La zone de basses émissions permet à 200.000 Anversois de respirer un air plus pur

Anvers

La zone de basses émissions permet à 200.000 Anversois de respirer un air plus pur

Première ville belge à prendre une telle décision, Anvers a instauré une zone de basses émissions (ZBE) au début de l’an dernier. Pour améliorer la qualité de l’air, les véhicules les plus polluants sont désormais interdits dans le centre.

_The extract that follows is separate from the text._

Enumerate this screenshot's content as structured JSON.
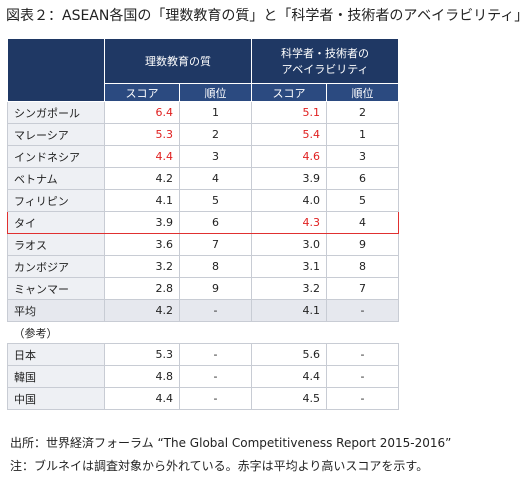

Depuis l’instauration de la ZBE, 99% des véhicules qui circulent en ville respectent les conditions d’accès. Et 200.000 Anversois respirent ainsi un air plus pur. La ZBE réduit surtout les émissions de particules fines et donc l’exposition des habitants à des concentrations trop élevées. Pour les enfants, les personnes âgées et les malades, la différence n’est pas négligeable.

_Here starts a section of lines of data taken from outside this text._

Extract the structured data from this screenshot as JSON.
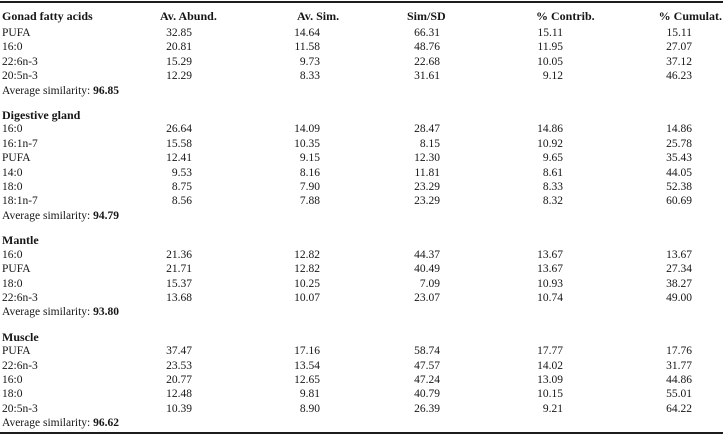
{
  "table": {
    "columns": [
      "Gonad fatty acids",
      "Av. Abund.",
      "Av. Sim.",
      "Sim/SD",
      "% Contrib.",
      "% Cumulat."
    ],
    "average_label": "Average similarity:",
    "sections": [
      {
        "title": "",
        "average_similarity": "96.85",
        "rows": [
          [
            "PUFA",
            "32.85",
            "14.64",
            "66.31",
            "15.11",
            "15.11"
          ],
          [
            "16:0",
            "20.81",
            "11.58",
            "48.76",
            "11.95",
            "27.07"
          ],
          [
            "22:6n-3",
            "15.29",
            "9.73",
            "22.68",
            "10.05",
            "37.12"
          ],
          [
            "20:5n-3",
            "12.29",
            "8.33",
            "31.61",
            "9.12",
            "46.23"
          ]
        ]
      },
      {
        "title": "Digestive gland",
        "average_similarity": "94.79",
        "rows": [
          [
            "16:0",
            "26.64",
            "14.09",
            "28.47",
            "14.86",
            "14.86"
          ],
          [
            "16:1n-7",
            "15.58",
            "10.35",
            "8.15",
            "10.92",
            "25.78"
          ],
          [
            "PUFA",
            "12.41",
            "9.15",
            "12.30",
            "9.65",
            "35.43"
          ],
          [
            "14:0",
            "9.53",
            "8.16",
            "11.81",
            "8.61",
            "44.05"
          ],
          [
            "18:0",
            "8.75",
            "7.90",
            "23.29",
            "8.33",
            "52.38"
          ],
          [
            "18:1n-7",
            "8.56",
            "7.88",
            "23.29",
            "8.32",
            "60.69"
          ]
        ]
      },
      {
        "title": "Mantle",
        "average_similarity": "93.80",
        "rows": [
          [
            "16:0",
            "21.36",
            "12.82",
            "44.37",
            "13.67",
            "13.67"
          ],
          [
            "PUFA",
            "21.71",
            "12.82",
            "40.49",
            "13.67",
            "27.34"
          ],
          [
            "18:0",
            "15.37",
            "10.25",
            "7.09",
            "10.93",
            "38.27"
          ],
          [
            "22:6n-3",
            "13.68",
            "10.07",
            "23.07",
            "10.74",
            "49.00"
          ]
        ]
      },
      {
        "title": "Muscle",
        "average_similarity": "96.62",
        "rows": [
          [
            "PUFA",
            "37.47",
            "17.16",
            "58.74",
            "17.77",
            "17.76"
          ],
          [
            "22:6n-3",
            "23.53",
            "13.54",
            "47.57",
            "14.02",
            "31.77"
          ],
          [
            "16:0",
            "20.77",
            "12.65",
            "47.24",
            "13.09",
            "44.86"
          ],
          [
            "18:0",
            "12.48",
            "9.81",
            "40.79",
            "10.15",
            "55.01"
          ],
          [
            "20:5n-3",
            "10.39",
            "8.90",
            "26.39",
            "9.21",
            "64.22"
          ]
        ]
      }
    ]
  }
}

Seuls les voitures, bus et camions qui respectent l’euronorme définie peuvent encore pénétrer dans la ZBE. Les véhicules essence, CNG (gaz naturel) et LPG (mélange de gaz) doivent être conformes à l’euronorme 1. Pour les véhicules diesel, c’est au moins l’euronorme 4. Un véhicule diesel euronorme 3 équipé d’un filtre à particules pourra circuler dans la zone jusqu’au 31 décembre 2019. Les conditions d’accès seront à nouveau durcies en 2020.

Trente points de contrôle

Afin de garantir le respect de ces règles, les véhicules qui pénètrent en ville sont automatiquement contrôlés à 30 carrefours et voies d’accès via un dispositif de reconnaissance de plaque d’immatriculation. Grâce à une connexion avec la base de données ZBE flamande couplée à la base de données de la DIV (Direction pour l’immatriculation des véhicules), le logiciel ZBE sait si un véhicule peut pénétrer dans la zone de basses émissions. Les voitures en règle entreront dans la ZBE sans formalité, à l’inverse de l’Allemagne par exemple, où il faut acheter une vignette.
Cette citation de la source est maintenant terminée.